GPD MicroPC focuses on IT pros consumer

There seems to be an ironic trend in computing these days where phones are getting larger and PCs, specifically laptops, are getting smaller. Of course, the latter can only go so far but some companies, especially Chinese ones, dare to take things to the extreme. GPD is one of those that has had a relatively successful run with reviving pocket PCs and palmtops. Perhaps seeing another niche market it can address (and profit from), GPD is creating yet another tiny laptop, this time with a rugged personality aimed at network and system administrators.

GPD's heritage came from making Android gaming handhelds but it has stumbled on a new calling when it created the GPD Pocket, what might be the first (and so far only) Windows gaming handheld. The success of that small form computing device eventually led to the GPD Pocket, ironically designed for those who need more typing room.

While the GPD Pocket is perfectly usable for almost anything, GPD probably feels it needs to address and even more niche group of users with the GPD MicroPC. It is supposedly targeting IT professionals that need to connect to servers remotely while not at their desks. As such, the device seems designed to be not only smaller and more portable than the GPD Pocket, it's also supposedly more rugged.

When remotely accessing servers and workstations, the computer itself doesn't need to be as powerful. That's why the GPD MicroPC will only have an Intel Celeron N4100, 4 GB RAM, 128 GB SSD and the like.
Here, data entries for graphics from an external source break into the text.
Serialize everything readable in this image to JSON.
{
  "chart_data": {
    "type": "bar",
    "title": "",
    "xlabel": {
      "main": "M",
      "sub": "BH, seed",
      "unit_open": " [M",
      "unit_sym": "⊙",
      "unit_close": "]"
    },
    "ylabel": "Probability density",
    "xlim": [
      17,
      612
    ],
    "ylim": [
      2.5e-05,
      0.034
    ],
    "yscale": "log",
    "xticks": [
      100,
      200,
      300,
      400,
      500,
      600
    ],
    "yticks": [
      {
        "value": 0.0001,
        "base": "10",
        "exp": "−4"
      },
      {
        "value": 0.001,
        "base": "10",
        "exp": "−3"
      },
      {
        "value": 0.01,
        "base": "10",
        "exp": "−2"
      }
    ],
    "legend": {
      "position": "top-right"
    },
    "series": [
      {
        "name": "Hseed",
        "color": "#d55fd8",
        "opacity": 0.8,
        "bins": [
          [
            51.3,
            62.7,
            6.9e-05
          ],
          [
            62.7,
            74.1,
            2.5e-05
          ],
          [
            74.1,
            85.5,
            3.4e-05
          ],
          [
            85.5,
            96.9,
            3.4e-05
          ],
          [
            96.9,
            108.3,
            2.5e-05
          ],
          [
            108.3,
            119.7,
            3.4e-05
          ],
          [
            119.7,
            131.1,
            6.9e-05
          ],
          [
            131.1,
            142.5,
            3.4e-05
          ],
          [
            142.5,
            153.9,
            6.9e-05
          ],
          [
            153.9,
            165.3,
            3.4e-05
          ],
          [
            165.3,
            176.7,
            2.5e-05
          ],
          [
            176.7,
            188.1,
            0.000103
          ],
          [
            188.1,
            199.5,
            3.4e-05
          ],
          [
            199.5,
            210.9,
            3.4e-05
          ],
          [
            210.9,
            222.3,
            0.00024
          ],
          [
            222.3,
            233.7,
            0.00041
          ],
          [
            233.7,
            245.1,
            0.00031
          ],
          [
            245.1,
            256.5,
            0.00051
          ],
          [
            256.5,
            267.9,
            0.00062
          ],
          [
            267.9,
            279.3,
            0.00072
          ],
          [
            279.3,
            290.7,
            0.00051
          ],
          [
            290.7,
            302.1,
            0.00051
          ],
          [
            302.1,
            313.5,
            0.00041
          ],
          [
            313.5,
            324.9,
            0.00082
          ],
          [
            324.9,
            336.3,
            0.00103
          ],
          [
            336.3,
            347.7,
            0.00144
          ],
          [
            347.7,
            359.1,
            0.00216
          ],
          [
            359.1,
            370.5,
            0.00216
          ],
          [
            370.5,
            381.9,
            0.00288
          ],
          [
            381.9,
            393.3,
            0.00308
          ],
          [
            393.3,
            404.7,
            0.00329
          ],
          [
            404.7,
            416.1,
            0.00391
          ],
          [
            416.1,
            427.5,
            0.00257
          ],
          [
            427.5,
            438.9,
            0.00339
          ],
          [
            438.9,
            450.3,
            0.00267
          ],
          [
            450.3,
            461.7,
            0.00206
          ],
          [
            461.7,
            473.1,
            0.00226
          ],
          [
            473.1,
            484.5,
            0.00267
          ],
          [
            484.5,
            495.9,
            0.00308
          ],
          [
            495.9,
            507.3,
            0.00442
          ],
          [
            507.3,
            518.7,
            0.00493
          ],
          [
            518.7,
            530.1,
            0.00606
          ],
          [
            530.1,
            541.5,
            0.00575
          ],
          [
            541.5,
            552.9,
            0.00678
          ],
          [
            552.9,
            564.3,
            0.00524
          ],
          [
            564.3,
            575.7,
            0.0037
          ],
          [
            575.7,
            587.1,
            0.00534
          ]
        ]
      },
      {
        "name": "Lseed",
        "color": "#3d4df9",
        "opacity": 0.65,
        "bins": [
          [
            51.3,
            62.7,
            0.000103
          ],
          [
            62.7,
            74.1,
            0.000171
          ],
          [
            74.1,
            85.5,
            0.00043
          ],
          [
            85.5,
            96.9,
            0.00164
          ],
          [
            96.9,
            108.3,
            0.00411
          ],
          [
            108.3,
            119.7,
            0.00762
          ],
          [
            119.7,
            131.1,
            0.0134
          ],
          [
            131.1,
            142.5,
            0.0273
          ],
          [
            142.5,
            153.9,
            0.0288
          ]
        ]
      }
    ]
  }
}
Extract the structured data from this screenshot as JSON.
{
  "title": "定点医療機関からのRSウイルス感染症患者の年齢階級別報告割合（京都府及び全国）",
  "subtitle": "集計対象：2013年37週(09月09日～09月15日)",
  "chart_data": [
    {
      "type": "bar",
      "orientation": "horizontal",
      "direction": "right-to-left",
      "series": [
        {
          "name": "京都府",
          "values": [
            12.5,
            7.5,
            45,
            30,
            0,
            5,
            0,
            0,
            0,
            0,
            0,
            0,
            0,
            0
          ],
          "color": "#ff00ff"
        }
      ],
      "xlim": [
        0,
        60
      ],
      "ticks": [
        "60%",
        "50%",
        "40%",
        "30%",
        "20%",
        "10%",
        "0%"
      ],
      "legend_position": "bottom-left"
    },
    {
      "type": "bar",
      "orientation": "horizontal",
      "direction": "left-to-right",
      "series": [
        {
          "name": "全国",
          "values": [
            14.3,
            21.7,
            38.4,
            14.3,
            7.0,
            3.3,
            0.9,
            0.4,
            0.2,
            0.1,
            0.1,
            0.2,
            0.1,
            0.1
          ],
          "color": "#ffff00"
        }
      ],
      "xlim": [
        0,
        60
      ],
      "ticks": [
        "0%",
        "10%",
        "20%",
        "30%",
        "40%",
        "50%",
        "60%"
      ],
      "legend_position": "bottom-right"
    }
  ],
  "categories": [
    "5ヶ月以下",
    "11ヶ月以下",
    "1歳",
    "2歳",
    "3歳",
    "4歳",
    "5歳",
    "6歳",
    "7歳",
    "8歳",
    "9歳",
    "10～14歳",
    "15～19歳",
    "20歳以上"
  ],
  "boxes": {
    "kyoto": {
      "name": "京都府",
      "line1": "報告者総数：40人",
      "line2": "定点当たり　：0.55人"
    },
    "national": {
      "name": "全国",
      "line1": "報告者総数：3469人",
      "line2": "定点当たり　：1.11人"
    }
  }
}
It does have dual band 5 GHz Wi-Fi and Gigabit Ethernet because that's the lifeblood of these IT pros. At the same time, it's still going to have a tiny cramped keyboard, something that such users tend to hate. At least it's going to be backlit.

At an estimated crowdfunding price of $299 next year, the GPD MicroPC is definitely not meant to be a main computer. It's more like an emergency device when you're out and need to connect to a computer. But with such a small keyboard, IT pros might consider just using the computer they already have in their pocket anyway: their phones.